Hotel de Crillon Vogue Fashion Bar
10 Place de la Concorde
Tel: +33 (0)1 44 71 15 39
I first got word of the temporary Vogue/Crillon bar collaboration via tweet from I heart Paris who always has good info on fun fashion and other cool stuff in Paris. During fashion week one of the bars at the upscale Crillon was made over with fuzzy black Vogue emblazoned pillows, cocktail menus resembling fashion magazines, a makeup station and a clientele of models and photographers. Since my usual London cocktail testing partner, Caitlin, and NYC foodie/cocktail friend, Mel, were both in town it seemed a perfect place for a luxurious ladies’ drink.
So, after a coffee at Cafe Marly and before a meal at Aki, we stopped in for a predinner cocktail.
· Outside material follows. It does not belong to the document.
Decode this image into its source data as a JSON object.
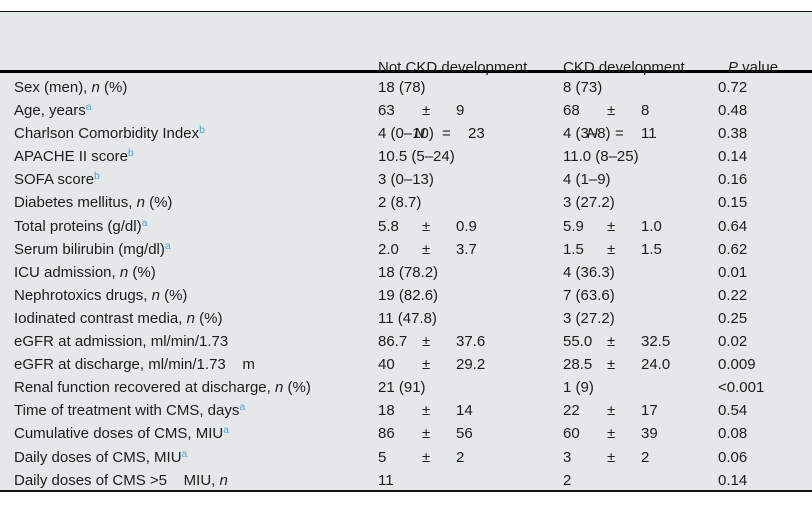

Caitlin and I had spent the afternoon touring Paris food and perfume shops and were dressed for daytime walking, not swanky evening activities. Slightly embarrassed, I asked the concierge if we could go in as we were. No problem. We wandered down the hall and popped into the small, dim, cozy space with a glitzy bar and snuggled up on the soft sofas to peruse the menu. A ginormous 3 tier offering of pretzels, nuts and chips was delivered by black-clad servers in almost comically large red bow ties.
They gave us the ‘fashion’ menus and then, for some reason, took them away and gave us the regular ones, assuring us they offered more choice. Perhaps we weren‘t dressed well enough after all! But, a glance at the clientele reassured me. Everyone was casual, predominately in jeans with a few trainers here and there. Saturday was the last night of the Vogue bar and perhaps it was already demodé. The makeup station was gone and I didn‘t spot any industry looking types.
The menu offers a few pages of drinks with “longs”, “shorts” and “martinis” all at 22 Euros and champagne cocktails at 24 Euros. The ‘martini’ list begins with an apple martini and carries onward with six other martini choices, minus a classic dry martini and mainly based on vodka.
Caitlin took the Elderflower Collins (Hendricks, St Germain, lemon and club soda) while Mel took the (I think?) Rose de Crillon. Each cocktail was pretty and nicely made – no big surprises and no big disappointments. I asked what gin they use in the martinis and got a long list of the usual suspects, so I specified Beefeater 24 with a zest. My martini was plenty cold and nicely done – with the exception of coming with olives, despite my request. And, I think that’s a pretty big mistake to make when a basic martini costs a shocking 29 Euros. (I totally ate all the pretzels!)
The overall ambiance is pleasant and refined. Mel noted she thought the music (5 year old Hotel Costes playlist) was a bit out of date. The drinks are well-made and standard for a hotel of this calibre. However, if I were to go back, it surely wouldn‘t be for a martini. Perhaps this is a better stop for a simple glass of wine or even afternoon tea.
NOTE: 15/1 The Crillon will be closing soon for renovation (if not already closed) so double check before going there.